With this new program, organizations can have the convenience and benefits of hosting their own contract professional development programs at a location and date of their choice. Users can select from existing classroom or computer-based programs or work with ASIS education staff to develop a program to meet their specific training requirements. Some of the classroom programs include physical security, applications and technology, vertical market security, crisis management and much more. Computer based program focus on CCTV, biometric technology and also certification online reviews.
ESA Votes “No” on H.R. 3962
The Electronic Security Association (ESA), Irving, Texas, is taking a stand against the passing of HR 3962, the “Affordable Health Care for America Act.” Already passed through The U.S. House of Representatives the act would change the way Americans receive their health care coverage. ESA opposes H.R. 3962 because it fails to reduce the growth in healthcare costs and health insurance and threatens to hamper the economic recovery.
“We’re encouraging all of our members to vote ‘no’ because we feel that it’s going to be a major impact on us as employer and employee relationships go,” explained Mike Miller, president of ESA. “Because when you start talking about how you’re going to have the employee mandates and how it’s going to be paid for, that affects the employer and the employee in the long run.”
Key concerns ESA has include:
• Employer mandate tied to a punitive “pay-or-play”: H.R. 3962 combines an employer mandate with a “pay-or-play” tax. Aside from the overly prescriptive tests an employer who provides coverage must meet, the payroll tax penalties threaten both those who do and do not provide coverage.

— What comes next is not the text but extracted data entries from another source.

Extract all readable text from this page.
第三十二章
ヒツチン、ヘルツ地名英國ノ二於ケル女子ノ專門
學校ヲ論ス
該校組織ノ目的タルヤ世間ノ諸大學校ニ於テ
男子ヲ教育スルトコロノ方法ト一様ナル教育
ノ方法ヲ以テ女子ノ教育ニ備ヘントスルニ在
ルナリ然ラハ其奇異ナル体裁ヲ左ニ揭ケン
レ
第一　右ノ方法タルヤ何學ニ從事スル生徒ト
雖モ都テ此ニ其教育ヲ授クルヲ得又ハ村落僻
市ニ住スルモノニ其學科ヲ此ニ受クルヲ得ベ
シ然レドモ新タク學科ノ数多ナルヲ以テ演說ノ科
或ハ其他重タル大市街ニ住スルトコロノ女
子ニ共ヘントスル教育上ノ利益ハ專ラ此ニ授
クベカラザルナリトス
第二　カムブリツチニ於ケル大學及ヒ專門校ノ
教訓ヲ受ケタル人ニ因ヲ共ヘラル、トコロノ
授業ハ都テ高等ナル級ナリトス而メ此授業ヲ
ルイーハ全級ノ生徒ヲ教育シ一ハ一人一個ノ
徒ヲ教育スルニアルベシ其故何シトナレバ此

• Surtax: 75 percent of small businesses are structured as pass through entities and pay their business taxes at the individual level. More than one-third of small businesses employing 20 to 250 employees would face the tax. Finally, since the tax is not indexed for inflation, the effect of the tax will creep downward, making more and more businesses vulnerable to a tax increase.
• Payroll tax penalty: This legislation requires that all employers with a payroll of $500,000 or more pay a payroll tax of up to eight percent if they do not provide “qualified” health insurance to their employees.

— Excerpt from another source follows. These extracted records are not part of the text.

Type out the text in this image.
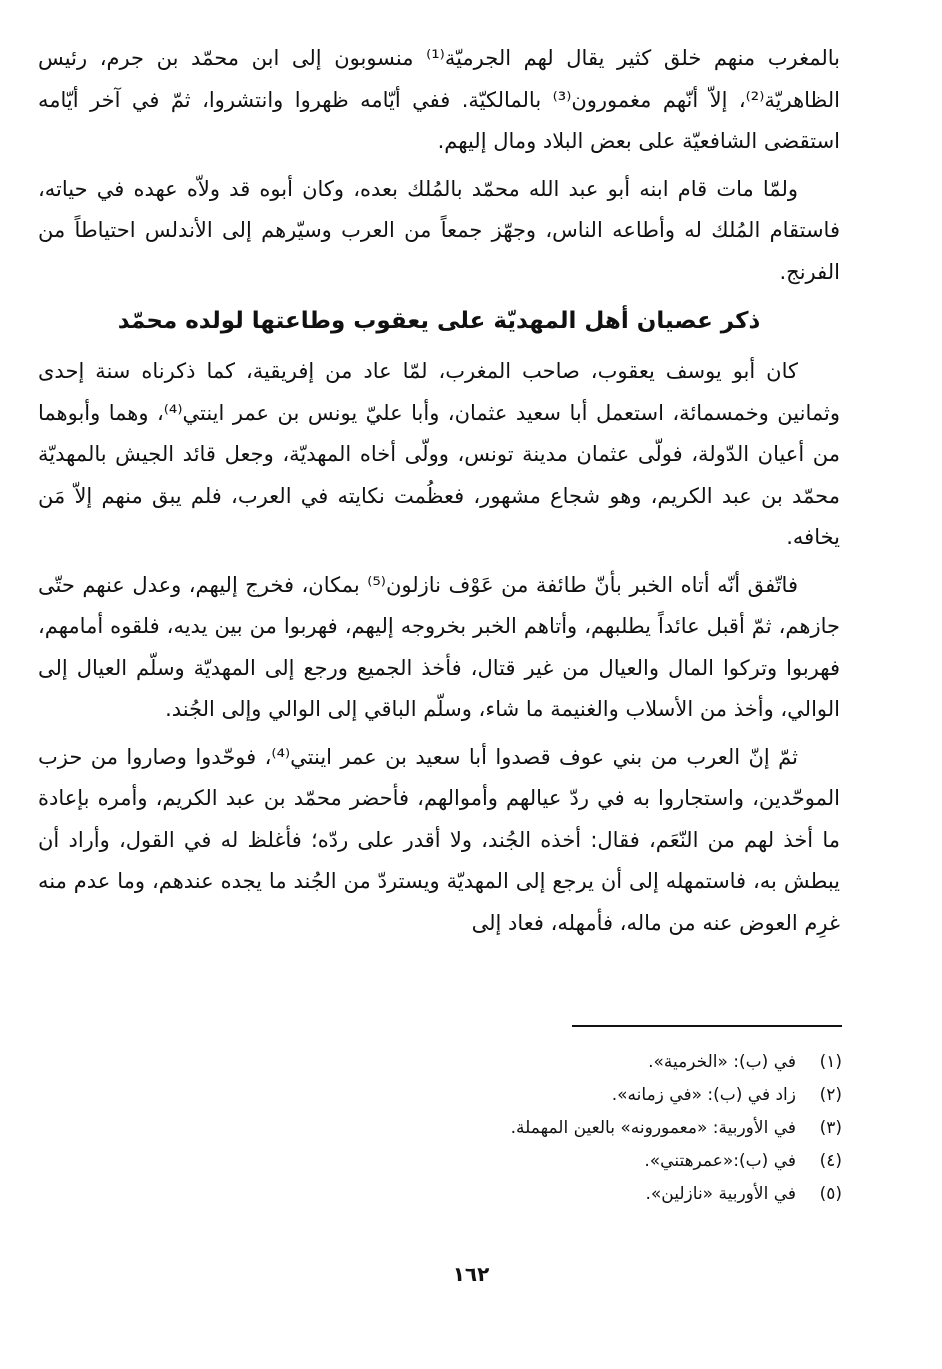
بالمغرب منهم خلق كثير يقال لهم الجرميّة⁽¹⁾ منسوبون إلى ابن محمّد بن جرم، رئيس الظاهريّة⁽²⁾، إلاّ أنّهم مغمورون⁽³⁾ بالمالكيّة. ففي أيّامه ظهروا وانتشروا، ثمّ في آخر أيّامه استقضى الشافعيّة على بعض البلاد ومال إليهم.

ولمّا مات قام ابنه أبو عبد الله محمّد بالمُلك بعده، وكان أبوه قد ولاّه عهده في حياته، فاستقام المُلك له وأطاعه الناس، وجهّز جمعاً من العرب وسيّرهم إلى الأندلس احتياطاً من الفرنج.

ذكر عصيان أهل المهديّة على يعقوب وطاعتها لولده محمّد

كان أبو يوسف يعقوب، صاحب المغرب، لمّا عاد من إفريقية، كما ذكرناه سنة إحدى وثمانين وخمسمائة، استعمل أبا سعيد عثمان، وأبا عليّ يونس بن عمر اينتي⁽⁴⁾، وهما وأبوهما من أعيان الدّولة، فولّى عثمان مدينة تونس، وولّى أخاه المهديّة، وجعل قائد الجيش بالمهديّة محمّد بن عبد الكريم، وهو شجاع مشهور، فعظُمت نكايته في العرب، فلم يبق منهم إلاّ مَن يخافه.

فاتّفق أنّه أتاه الخبر بأنّ طائفة من عَوْف نازلون⁽⁵⁾ بمكان، فخرج إليهم، وعدل عنهم حتّى جازهم، ثمّ أقبل عائداً يطلبهم، وأتاهم الخبر بخروجه إليهم، فهربوا من بين يديه، فلقوه أمامهم، فهربوا وتركوا المال والعيال من غير قتال، فأخذ الجميع ورجع إلى المهديّة وسلّم العيال إلى الوالي، وأخذ من الأسلاب والغنيمة ما شاء، وسلّم الباقي إلى الوالي وإلى الجُند.

ثمّ إنّ العرب من بني عوف قصدوا أبا سعيد بن عمر اينتي⁽⁴⁾، فوحّدوا وصاروا من حزب الموحّدين، واستجاروا به في ردّ عيالهم وأموالهم، فأحضر محمّد بن عبد الكريم، وأمره بإعادة ما أخذ لهم من النّعَم، فقال: أخذه الجُند، ولا أقدر على ردّه؛ فأغلظ له في القول، وأراد أن يبطش به، فاستمهله إلى أن يرجع إلى المهديّة ويستردّ من الجُند ما يجده عندهم، وما عدم منه غرِم العوض عنه من ماله، فأمهله، فعاد إلى

(١)
في (ب): «الخرمية».
(٢)
زاد في (ب): «في زمانه».
(٣)
في الأوربية: «معمورونه» بالعين المهملة.
(٤)
في (ب):«عمرهتني».
(٥)
في الأوربية «نازلين».
١٦٢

• Public option: A government-run plan cannot compete fairly with the private market, and ultimately is funded on the backs of small businesses.
• Big benefit package and more mandates: Small employers typically pay 18 percent more for their healthcare. The benefit packages in H.R. 3962 are far more “benefit rich,” according to the ESA, than plans offered in today’s marketplace and also require some small employers to provide additional benefits that go beyond the scope of current federal law.
• A recent Congressional Budget Office (CBO) report revealed that $1.67 billion would be realized through penalties on employers and individuals. As the cost of the government programs grow, so too will the financial burden placed on small businesses in the form of more penalties, fees and taxes, according to the ESA.